Des dizaines d'années plus tard, ces nouveaux venus ont rafistolé les maisons abandonnées avec des matériaux de récupération, installé des lieux collectifs dans d'anciennes fabriques en ruine, construit ici où là des cabanes pastorales. Dans les fonds de vallée, ils pratiquent des formes de permaculture, si bien que les villages y semblent entourés de jardins créoles. Ils élèvent des ânes pour se déplacer et livrer des denrées. Des moutons et des chèvres sur les pentes tiennent la broussaille en respect et le pâturage en sous bois fait que les forêts, qui n'ont pas manqué de s'installer, ressemblent à des près-bois. Ces bêtes sont gardées de près et protégées des loups par des patous, mais les zadistes savent aussi faire la part du loup.
Ont été créés des commerces, des marchés de troc, des ateliers de réparation et de récupération pour donner une seconde vie aux objets et aux véhicules. On a ouvert des crèches, des bibliothèques, des salles de concert. Ici s'est expérimentée, avec bien des essais et des erreurs, bien des réussites et des drames, une contre-société solidaire faite d'échanges de biens et d'idées, d'activités collectives pour améliorer les conditions de vie commune. Et cette contre-société n'hésitera pas à accueillir des migrants qui l'enrichiront de leur propre culture et aideront à mieux tirer parti d'un climat plus chaud.
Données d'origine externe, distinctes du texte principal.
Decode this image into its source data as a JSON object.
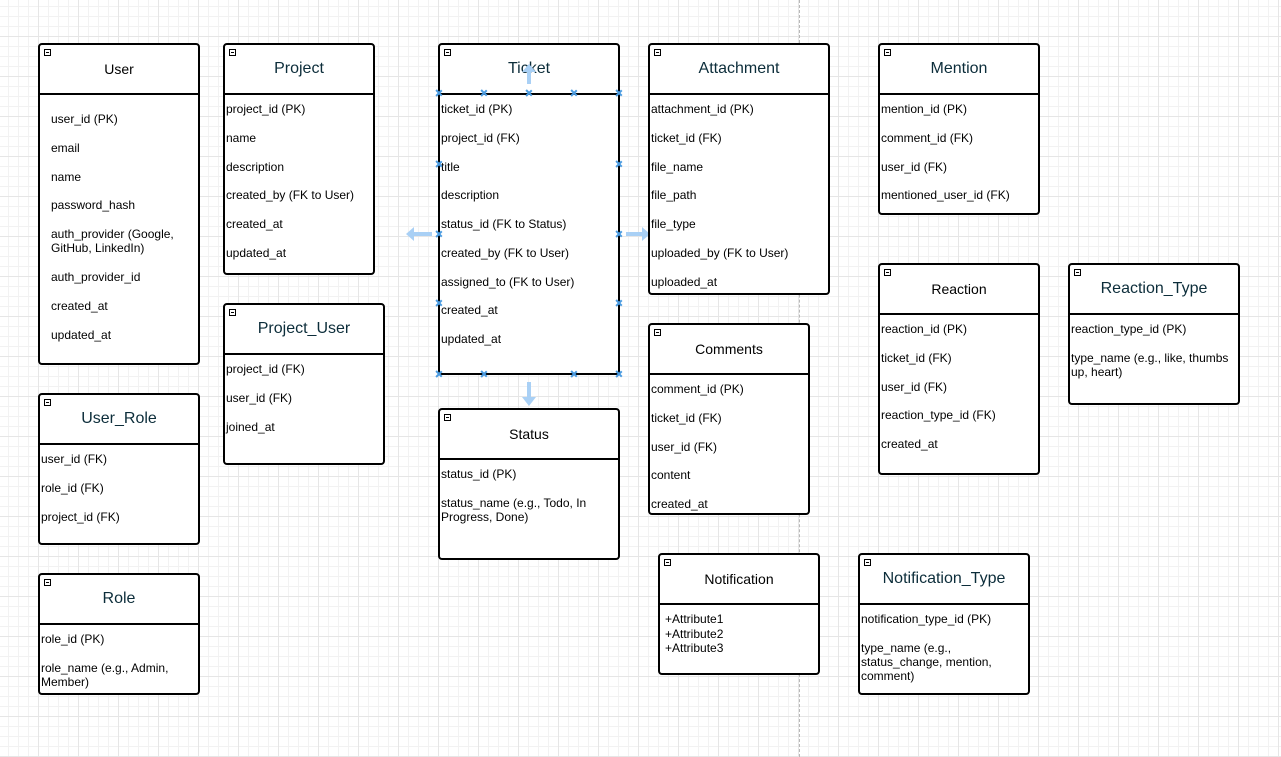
{
  "entities": {
    "user": {
      "name": "User",
      "fields": [
        "user_id (PK)",
        "email",
        "name",
        "password_hash",
        "auth_provider (Google, GitHub, LinkedIn)",
        "auth_provider_id",
        "created_at",
        "updated_at"
      ]
    },
    "project": {
      "name": "Project",
      "fields": [
        "project_id (PK)",
        "name",
        "description",
        "created_by (FK to User)",
        "created_at",
        "updated_at"
      ]
    },
    "ticket": {
      "name": "Ticket",
      "fields": [
        "ticket_id (PK)",
        "project_id (FK)",
        "title",
        "description",
        "status_id (FK to Status)",
        "created_by (FK to User)",
        "assigned_to (FK to User)",
        "created_at",
        "updated_at"
      ]
    },
    "attachment": {
      "name": "Attachment",
      "fields": [
        "attachment_id (PK)",
        "ticket_id (FK)",
        "file_name",
        "file_path",
        "file_type",
        "uploaded_by (FK to User)",
        "uploaded_at"
      ]
    },
    "mention": {
      "name": "Mention",
      "fields": [
        "mention_id (PK)",
        "comment_id (FK)",
        "user_id (FK)",
        "mentioned_user_id (FK)"
      ]
    },
    "project_user": {
      "name": "Project_User",
      "fields": [
        "project_id (FK)",
        "user_id (FK)",
        "joined_at"
      ]
    },
    "user_role": {
      "name": "User_Role",
      "fields": [
        "user_id (FK)",
        "role_id (FK)",
        "project_id (FK)"
      ]
    },
    "role": {
      "name": "Role",
      "fields": [
        "role_id (PK)",
        "role_name (e.g., Admin, Member)"
      ]
    },
    "status": {
      "name": "Status",
      "fields": [
        "status_id (PK)",
        "status_name (e.g., Todo, In Progress, Done)"
      ]
    },
    "comments": {
      "name": "Comments",
      "fields": [
        "comment_id (PK)",
        "ticket_id (FK)",
        "user_id (FK)",
        "content",
        "created_at"
      ]
    },
    "reaction": {
      "name": "Reaction",
      "fields": [
        "reaction_id (PK)",
        "ticket_id (FK)",
        "user_id (FK)",
        "reaction_type_id (FK)",
        "created_at"
      ]
    },
    "reaction_type": {
      "name": "Reaction_Type",
      "fields": [
        "reaction_type_id (PK)",
        "type_name (e.g., like, thumbs up, heart)"
      ]
    },
    "notification": {
      "name": "Notification",
      "attributes": "+Attribute1\n+Attribute2\n+Attribute3"
    },
    "notification_type": {
      "name": "Notification_Type",
      "fields": [
        "notification_type_id (PK)",
        "type_name (e.g., status_change, mention, comment)"
      ]
    }
  },
  "colors": {
    "border": "#000000",
    "title_dark": "#0c2d3a",
    "grid_major": "#e6e6e6",
    "grid_minor": "#f2f2f2",
    "selection_handle": "#4b9be0",
    "hover_arrow": "#a9d0f5"
  }
}
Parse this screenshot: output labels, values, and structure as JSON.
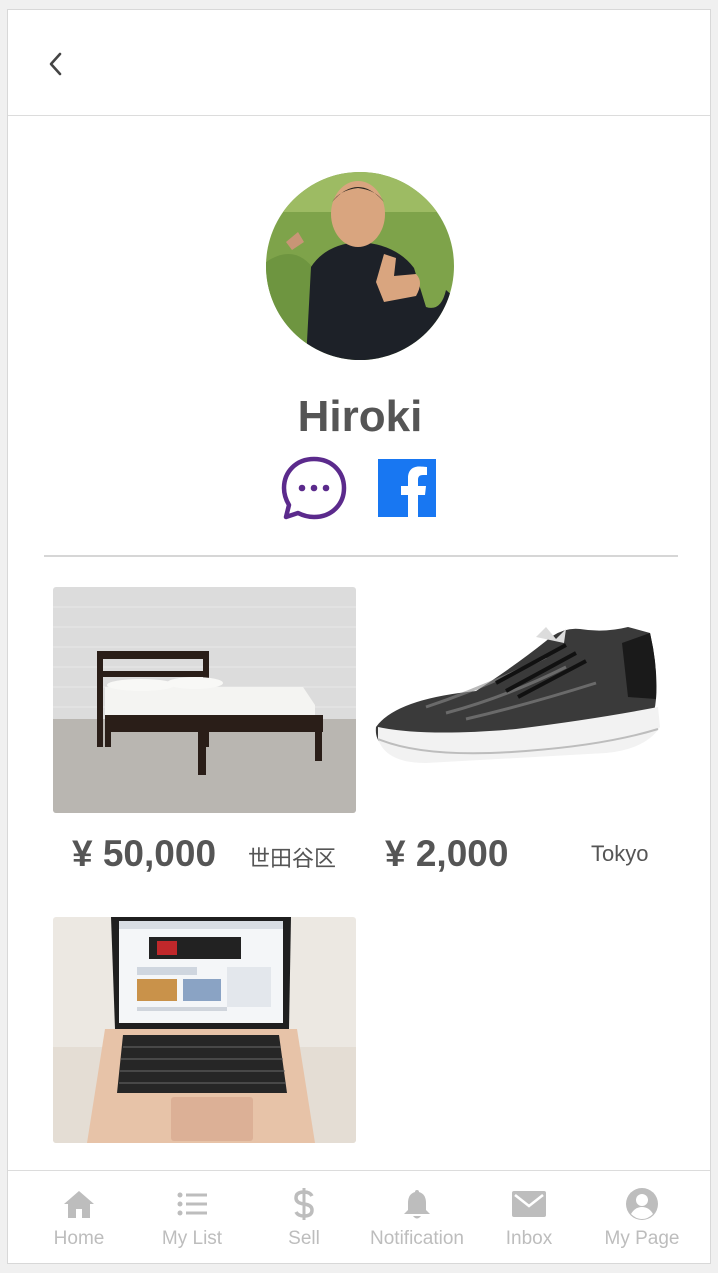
{
  "header": {
    "back_icon": "chevron-left-icon"
  },
  "profile": {
    "name": "Hiroki",
    "message_icon": "chat-bubble-icon",
    "facebook_icon": "facebook-icon",
    "colors": {
      "message": "#5b2a8c",
      "facebook": "#1877f2"
    }
  },
  "listings": [
    {
      "image": "bed-photo",
      "price": "¥ 50,000",
      "location": "世田谷区"
    },
    {
      "image": "sneaker-photo",
      "price": "¥ 2,000",
      "location": "Tokyo"
    },
    {
      "image": "laptop-photo",
      "price": "",
      "location": ""
    }
  ],
  "tabbar": {
    "tabs": [
      {
        "label": "Home",
        "icon": "home-icon"
      },
      {
        "label": "My List",
        "icon": "list-icon"
      },
      {
        "label": "Sell",
        "icon": "dollar-icon"
      },
      {
        "label": "Notification",
        "icon": "bell-icon"
      },
      {
        "label": "Inbox",
        "icon": "mail-icon"
      },
      {
        "label": "My Page",
        "icon": "user-circle-icon"
      }
    ]
  }
}
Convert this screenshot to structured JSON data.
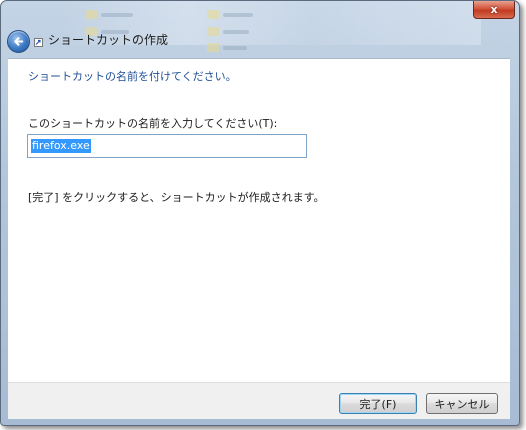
{
  "window": {
    "title": "ショートカットの作成",
    "close_symbol": "x"
  },
  "content": {
    "heading": "ショートカットの名前を付けてください。",
    "field_label": "このショートカットの名前を入力してください(T):",
    "field_value": "firefox.exe",
    "info_text": "[完了] をクリックすると、ショートカットが作成されます。"
  },
  "footer": {
    "finish_label": "完了(F)",
    "cancel_label": "キャンセル"
  },
  "colors": {
    "heading": "#1f4f96",
    "selection": "#3399ff",
    "close_button": "#c13b22"
  },
  "icons": [
    "back-arrow-icon",
    "wizard-icon",
    "close-icon"
  ]
}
Dans un premier temps, ceux qui s'étaient accrochés au pays n'ont pas vu arriver ces « marginaux » d'un très bon œil. Mais avec le temps ils s'en sont accommodés et se sont même fait des amis. Ils participent à leurs activités et à leurs fêtes, échangent avec eux des services, et ont fini par apprécier que renaisse une vie sociale dans ce pays qu'ils n'avaient pas voulu quitter. À l'inverse, les édiles des villes qui somnolent encore n'apprécient guère plus les résistants de la vallée que ces robinsons zadistes qui ne trafiquent guère avec les commerces urbains et ne semblent pas aussi propres sur eux que ne le sont les gens de bien. Certains rêvent d'un grand projet de développement qui convaincrait les pouvoirs publics d'évacuer ces gens en trop. Mais nous ne saurions dire, s'ils y parviennent, quel serait le paysage de ce lointain futur... sauf à considérer que les grands travaux d'aménagement réalisés subiront à la longue le sort de toutes les activités industrielles qui se sont succédées dans la vallée, et que l'on reviendra au premier scénario... avec, si l'on tient compte du changement climatique, des forêts d'eucalyptus et de beaux incendies.